Il disco, promosso dall’Alka record, racconta di un cantautore maturo e vitale, pronto a serrare nelle sue 10 tracce, sonorità vicine al classico cantautorato, interposte sui binari di un viaggio dai moderati cambi direzionali e dai gustosi rimandi passatisti.
L’album, corredato da un booklet minimale, ci introduce nel mondo di Luca Laurini, attraverso uno sguardo folk, intercalato sul citazionismo d’autore di Il poeta, in cui il basso caldo e presente definisce l’andamento mediterraneo di un opener pronto a racchiude in sé un diretto rimando a Daniele Silvestri, proprio come accade in Oggi è un gioco bellissimo.
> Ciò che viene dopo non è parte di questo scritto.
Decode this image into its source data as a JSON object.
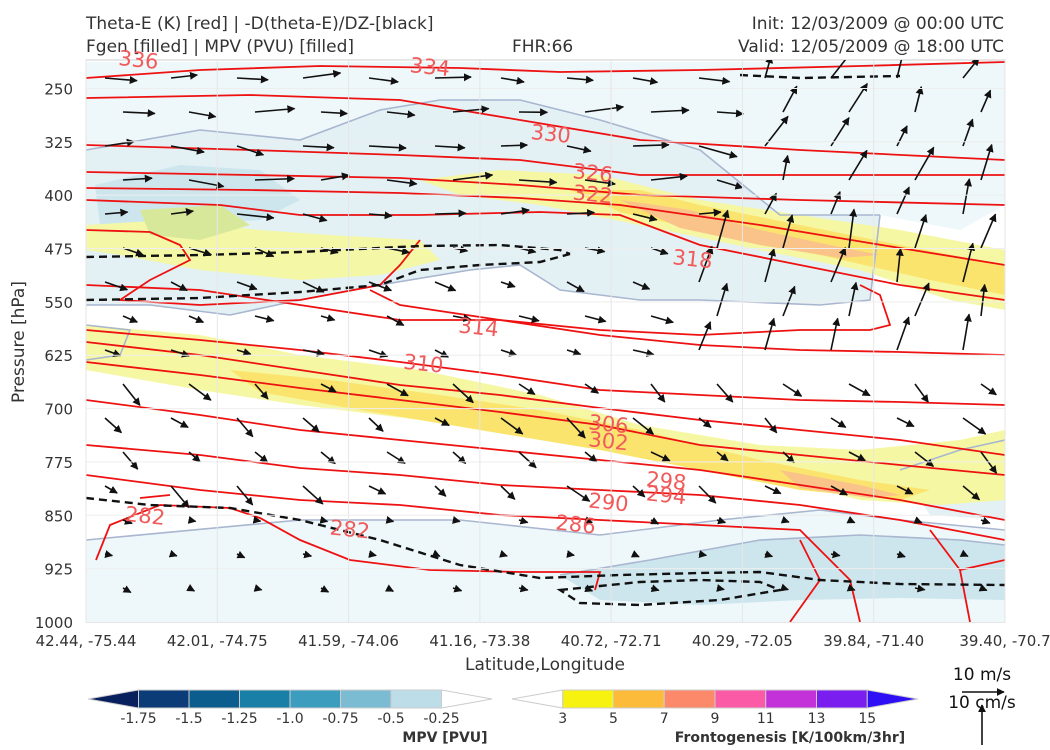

Il cantore romano si affaccia prepotentemente nelle influenze espresse da Laurini, attraverso i suoi viaggio cripto-veristi, spesso avvolti nella curata melanconia degli sguardi ottimisti, pronti ad offrire un ascolto attentivo di rif delicati al servizio di un canzone figlia del malessere sociale, qui specchiato sulle corde dell’ironia e della voglia di vivere e stupire.
Il sapore della tradizione festante ed agreste emerge poi nel ritmo in levare de Il più simpatico, storia di un illusoria fuga, dettata da una sonorità cadenzata e retrò, che anticipa l’anima creativa di Come mi volevi tu, traccia filtrata attraverso ridondanti passaggi di note, ancora deliziosamente dominate dalle diluite toniche, spesso inserite come fulcro in una struttura musicale piacevole diretta.
L’aurea mediterranea, molto presente in tutto il full length, si palesa in maniera più evidente nella sonata a mandolino di I tacchi s’alzano un po’ , ne L’abito e in Mariarosa, che strizza l’occhio al recente passato compositivo di un Italia alla continua una ricerca anti celebrativa, spesso ricca di sfumature sarcastiche, proprio come dimostrano le citazione Jannaccesche di Mele marce e Fra Diavolo, che sarebbero piaciute a chi la scuola genovese l’ha nobilitata.
Un disco, quindi, che, nella sua costante ricerca esplorativa, offre un’opera in grado di vivere su diversificati livelli interpretativi, atti a mostrare e al contempo celebrare derive sonore, curiosi rimandi e divertite interpretazione.